DESCRIPTION (provided by applicant): Individuals afflicted with cystic fibrosis (CF) typically succumb to pulmonary complications of their disease, but CF involves all of the major organ systems. Survival of CF patients correlates strongly with body mass index, and mouse models indicate that body size in CF is due to a complex interaction of neuroendocrine function, adipose metabolism and intestinal function. We will continue to utilize mouse models to elucidate the pathways involved and their interactions, and here we propose a plan that will invoke bioinformatics to extract pathway information from literature and databases and sort out those that are concordant with our empiric data. From those pathways, we will develop computational models that will predict outcomes of these pathways when perturbed in specific ways. Using genetic and pharmacologic methods, we will perturb those pathways and assess how well they predict outcomes. Data from these manipulations will be entered back into the bioinformatics processing and new or revised models will be generated and tested until truly predictive models are generated. Concurrently, a whole-genome association study is being carried out and genes showing association with pulmonary disease or body mass index will be examined to determine if they can be placed on the pathway maps generated by the mouse studies. By this iterative process, we hope to identify new pathways contributing to CF pathophysiology and/or clarify the role of pathways known to influence CF severity.

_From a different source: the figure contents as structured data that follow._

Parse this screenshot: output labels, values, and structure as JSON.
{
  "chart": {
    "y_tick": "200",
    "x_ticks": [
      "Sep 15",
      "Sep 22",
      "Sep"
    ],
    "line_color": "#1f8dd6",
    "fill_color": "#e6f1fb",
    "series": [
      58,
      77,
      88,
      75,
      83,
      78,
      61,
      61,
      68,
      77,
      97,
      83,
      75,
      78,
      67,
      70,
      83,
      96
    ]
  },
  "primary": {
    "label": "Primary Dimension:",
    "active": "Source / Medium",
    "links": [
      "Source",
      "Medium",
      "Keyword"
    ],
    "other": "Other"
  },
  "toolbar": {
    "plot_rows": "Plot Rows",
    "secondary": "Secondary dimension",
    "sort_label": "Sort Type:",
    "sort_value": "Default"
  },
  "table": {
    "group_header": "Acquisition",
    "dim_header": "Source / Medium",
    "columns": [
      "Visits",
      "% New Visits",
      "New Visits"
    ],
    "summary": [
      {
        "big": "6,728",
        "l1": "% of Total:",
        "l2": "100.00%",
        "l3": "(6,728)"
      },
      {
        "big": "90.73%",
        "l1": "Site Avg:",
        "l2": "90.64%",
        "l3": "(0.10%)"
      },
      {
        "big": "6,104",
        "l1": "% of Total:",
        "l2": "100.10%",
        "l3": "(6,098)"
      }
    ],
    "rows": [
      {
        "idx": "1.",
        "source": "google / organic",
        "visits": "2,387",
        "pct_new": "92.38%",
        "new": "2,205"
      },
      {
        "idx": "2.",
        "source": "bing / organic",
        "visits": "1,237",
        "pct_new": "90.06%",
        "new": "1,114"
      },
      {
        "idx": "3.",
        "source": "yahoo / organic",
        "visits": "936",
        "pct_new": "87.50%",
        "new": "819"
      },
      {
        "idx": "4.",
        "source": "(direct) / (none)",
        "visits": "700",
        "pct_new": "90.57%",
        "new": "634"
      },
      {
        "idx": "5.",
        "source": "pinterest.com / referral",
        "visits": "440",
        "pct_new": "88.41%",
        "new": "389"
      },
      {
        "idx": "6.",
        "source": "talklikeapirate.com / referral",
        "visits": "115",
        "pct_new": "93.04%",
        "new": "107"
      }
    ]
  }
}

描述（由申请人提供）：患有囊性纤维化（CF）的个体通常会死于其疾病的肺部并发症，但 CF 涉及所有主要器官系统。 CF 患者的生存率与体重指数密切相关，小鼠模型表明 CF 患者的体型大小是由于神经内分泌功能、脂肪代谢和肠道功能的复杂相互作用所致。我们将继续利用小鼠模型来阐明所涉及的途径及其相互作用，在这里我们提出了一个计划，该计划将调用生物信息学从文献和数据库中提取途径信息，并筛选出与我们的经验数据一致的信息。根据这些途径，我们将开发计算模型，以预测这些途径在以特定方式受到干扰时的结果。使用遗传和药理学方法，我们将扰乱这些途径并评估它们预测结果的效果。来自这些操作的数据将被输入回生物信息学处理，并且将生成和测试新的或修订的模型，直到生成真正的预测模型。与此同时，一项全基因组关联研究正在进行，并将检查与肺部疾病或体重指数相关的基因，以确定它们是否可以放置在小鼠研究生成的通路图上。通过这个迭代过程，我们希望确定有助于 CF 病理生理学的新途径和/或阐明已知影响 CF 严重程度的途径的作用。